Notice how the constructor gives the caller and Admin role over itself:
privileges.insert((caller, Role::Admin(this)), &());
Another snippet pf code worth looking at is perhaps the Role enum:
pub enum Role {
/// Indicates a superuser of a contract.
Admin(AccountId),
/// Indicates account that can initialize a contract from a given code hash.
Initializer(Hash),
/// Indicates a custom role with a 4 byte identifier that can have application-specific semantics
Custom(AccountId, [u8; 4]),
}
It has three variants:
Initializerof code_hash - an account that can spawn an instance of a contractAdminof an instance, typically a superuser with some potentially destructive privileges, like halting SC actions, or even terminating it.- Finally a
Customrole is meant as an open-ended means to create your own roles, with their own semantics that make sense in the context of whatever dapp you are creating.

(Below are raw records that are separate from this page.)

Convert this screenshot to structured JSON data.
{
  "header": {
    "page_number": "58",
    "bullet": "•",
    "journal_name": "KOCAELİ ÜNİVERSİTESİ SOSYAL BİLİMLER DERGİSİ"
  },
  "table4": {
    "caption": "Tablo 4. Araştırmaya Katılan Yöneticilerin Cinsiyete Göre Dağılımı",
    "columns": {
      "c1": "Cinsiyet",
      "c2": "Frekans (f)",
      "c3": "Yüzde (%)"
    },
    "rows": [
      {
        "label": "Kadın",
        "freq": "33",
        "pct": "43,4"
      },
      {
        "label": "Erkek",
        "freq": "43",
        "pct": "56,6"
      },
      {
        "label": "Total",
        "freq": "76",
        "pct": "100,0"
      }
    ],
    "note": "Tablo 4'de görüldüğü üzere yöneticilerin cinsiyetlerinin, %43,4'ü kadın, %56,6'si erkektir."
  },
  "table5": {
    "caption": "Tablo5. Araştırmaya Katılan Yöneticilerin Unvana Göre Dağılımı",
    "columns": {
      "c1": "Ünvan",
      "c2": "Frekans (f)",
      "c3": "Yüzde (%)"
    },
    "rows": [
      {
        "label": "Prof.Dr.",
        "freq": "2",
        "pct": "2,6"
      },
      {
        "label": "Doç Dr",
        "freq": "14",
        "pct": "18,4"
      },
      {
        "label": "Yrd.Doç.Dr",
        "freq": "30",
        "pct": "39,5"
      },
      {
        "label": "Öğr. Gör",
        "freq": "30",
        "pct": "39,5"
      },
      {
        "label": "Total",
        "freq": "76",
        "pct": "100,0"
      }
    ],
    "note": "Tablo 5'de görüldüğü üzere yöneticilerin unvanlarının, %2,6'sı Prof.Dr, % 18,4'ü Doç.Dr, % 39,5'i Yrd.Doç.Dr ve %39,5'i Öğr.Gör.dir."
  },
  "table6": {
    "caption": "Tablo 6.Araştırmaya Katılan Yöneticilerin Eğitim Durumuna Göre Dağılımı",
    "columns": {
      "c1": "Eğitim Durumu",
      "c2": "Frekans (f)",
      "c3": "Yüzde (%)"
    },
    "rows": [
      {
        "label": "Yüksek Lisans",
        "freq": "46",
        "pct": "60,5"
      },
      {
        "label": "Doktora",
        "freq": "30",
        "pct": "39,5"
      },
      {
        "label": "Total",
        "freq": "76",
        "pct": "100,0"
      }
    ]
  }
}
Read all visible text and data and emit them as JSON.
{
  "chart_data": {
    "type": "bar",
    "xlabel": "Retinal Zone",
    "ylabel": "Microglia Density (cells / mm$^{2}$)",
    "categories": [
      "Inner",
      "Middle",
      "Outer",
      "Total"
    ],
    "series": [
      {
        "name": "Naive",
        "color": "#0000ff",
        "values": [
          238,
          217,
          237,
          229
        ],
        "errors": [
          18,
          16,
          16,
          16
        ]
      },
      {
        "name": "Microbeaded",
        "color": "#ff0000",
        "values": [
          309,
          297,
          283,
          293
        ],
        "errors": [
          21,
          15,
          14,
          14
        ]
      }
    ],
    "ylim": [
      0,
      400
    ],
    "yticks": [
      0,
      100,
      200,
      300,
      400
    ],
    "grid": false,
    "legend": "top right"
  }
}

There’s really not much more to it, but it already gives you a flexible and convenient way of managing access.
Summary
We started from a very basic problem - how can one limit the access to some methods of a contract to just some authorized accounts.
We have shown a quick and simple method to achieve that, in fact Openbrush has created a set of convenient attribute macro modifiers that allow you to crate a very similar functionality with as little boilerplate as possible.
Then we talked about how one can control the access to the actual constructor of a contract. This lead us to the conclusion that centralizing access control in one contract and making other contracts call it is a very convenient way to design such a feature.
Finally we walked through one possible implementation of such a design.